When most people think about Eclipse they think of a kick-ass IDE. While this is true, Eclipse is so much more. Did you know that Eclipse hosts a top-notch webserver (Jetty), a framework for building Rich Internet Applications (RAP), a Java persistence solution (EclipseLink) and a foundation for building multi-tier enterprise client / server applications (Riena). In fact, there is an entire top level Eclipse project dedicated to Eclipse RunTime technologies.
The common tread that runs through almost all Eclipse projects is the highly modular component model and the OSGi runtime that enables it. In addition to the OSGi runtime (Equinox), Eclipse also provides a powerful provisioning platform (p2) optimized for OSGi . Number 9 on my Top 10 Indigo Feature list is the improvements to p2 and Equinox.

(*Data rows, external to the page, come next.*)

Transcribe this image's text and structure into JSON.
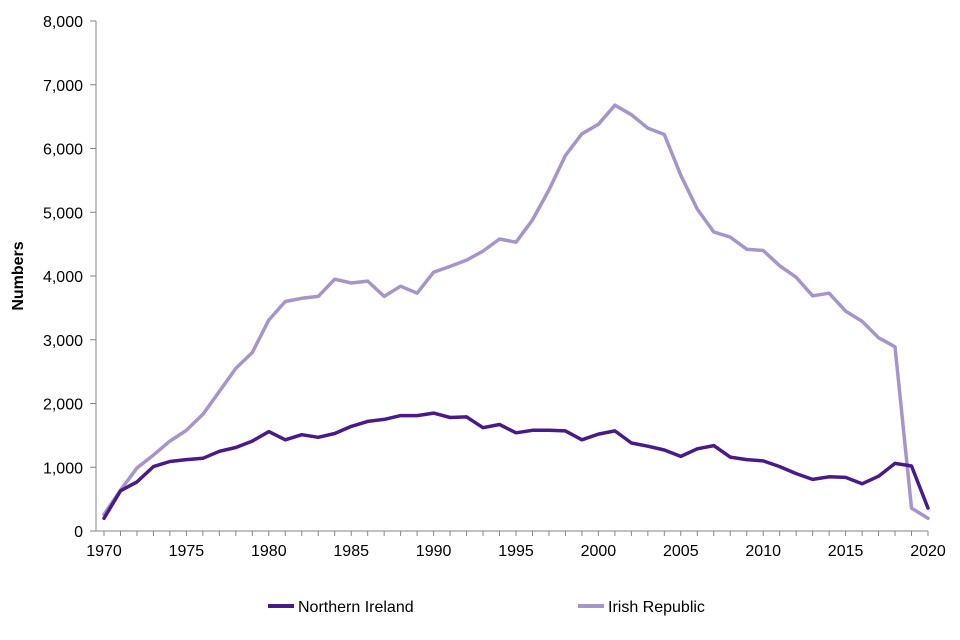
{
  "chart_data": {
    "type": "line",
    "title": "",
    "xlabel": "",
    "ylabel": "Numbers",
    "ylim": [
      0,
      8000
    ],
    "xlim": [
      1970,
      2020
    ],
    "y_ticks": [
      0,
      1000,
      2000,
      3000,
      4000,
      5000,
      6000,
      7000,
      8000
    ],
    "y_tick_labels": [
      "0",
      "1,000",
      "2,000",
      "3,000",
      "4,000",
      "5,000",
      "6,000",
      "7,000",
      "8,000"
    ],
    "x_ticks": [
      1970,
      1975,
      1980,
      1985,
      1990,
      1995,
      2000,
      2005,
      2010,
      2015,
      2020
    ],
    "x_tick_labels": [
      "1970",
      "1975",
      "1980",
      "1985",
      "1990",
      "1995",
      "2000",
      "2005",
      "2010",
      "2015",
      "2020"
    ],
    "grid": false,
    "legend_position": "bottom",
    "x": [
      1970,
      1971,
      1972,
      1973,
      1974,
      1975,
      1976,
      1977,
      1978,
      1979,
      1980,
      1981,
      1982,
      1983,
      1984,
      1985,
      1986,
      1987,
      1988,
      1989,
      1990,
      1991,
      1992,
      1993,
      1994,
      1995,
      1996,
      1997,
      1998,
      1999,
      2000,
      2001,
      2002,
      2003,
      2004,
      2005,
      2006,
      2007,
      2008,
      2009,
      2010,
      2011,
      2012,
      2013,
      2014,
      2015,
      2016,
      2017,
      2018,
      2019,
      2020
    ],
    "series": [
      {
        "name": "Northern Ireland",
        "color": "#4b1a8a",
        "values": [
          200,
          630,
          770,
          1010,
          1090,
          1120,
          1140,
          1250,
          1310,
          1410,
          1560,
          1430,
          1510,
          1470,
          1530,
          1640,
          1720,
          1750,
          1810,
          1810,
          1850,
          1780,
          1790,
          1620,
          1670,
          1540,
          1580,
          1580,
          1570,
          1430,
          1520,
          1570,
          1380,
          1330,
          1270,
          1170,
          1290,
          1340,
          1160,
          1120,
          1100,
          1010,
          900,
          810,
          850,
          840,
          740,
          860,
          1060,
          1020,
          360
        ]
      },
      {
        "name": "Irish Republic",
        "color": "#a694cc",
        "values": [
          260,
          640,
          990,
          1190,
          1410,
          1580,
          1830,
          2190,
          2550,
          2800,
          3310,
          3600,
          3650,
          3680,
          3950,
          3890,
          3920,
          3680,
          3840,
          3730,
          4060,
          4150,
          4250,
          4390,
          4580,
          4530,
          4880,
          5350,
          5890,
          6230,
          6380,
          6680,
          6530,
          6320,
          6220,
          5580,
          5050,
          4690,
          4610,
          4420,
          4400,
          4160,
          3980,
          3690,
          3730,
          3450,
          3290,
          3030,
          2890,
          360,
          200
        ]
      }
    ]
  }
}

p2 has come a long way since it’s humble beginnings. While p2 certainly had its share of growing pains, most people don’t realize that the entire Eclipse release process (and release train) would not be possible without p2. The popular MarketPlace Client would have never functioned with the old Update Manager technology. p2 has now matured to a stage where it just stays out of your way.
There are a few notable improvements to p2 this year including the ability to save your current Eclipse configuration:
and tag configuration states. This should make it easier to try out new functionality and return to working state with ease.
Kudos for the import / export work goes out to Meng Xin Zhu. Dean Roberts gets the shout-out for the tagging feature. Special thanks goes out to DJ Houghton, Matt Piggott and Pascal Rapicault for improving the stability of the p2 platform and keeping our builds green.
The Equinox project also received some love this year. Tom Watson and John Ross continued to improve the framework and compendium service. In particular, Equinox was updated to support the OSGi 4.3 specification. This includes a number of enhancements including new framework hooks, weaving hooks and generic capabilities.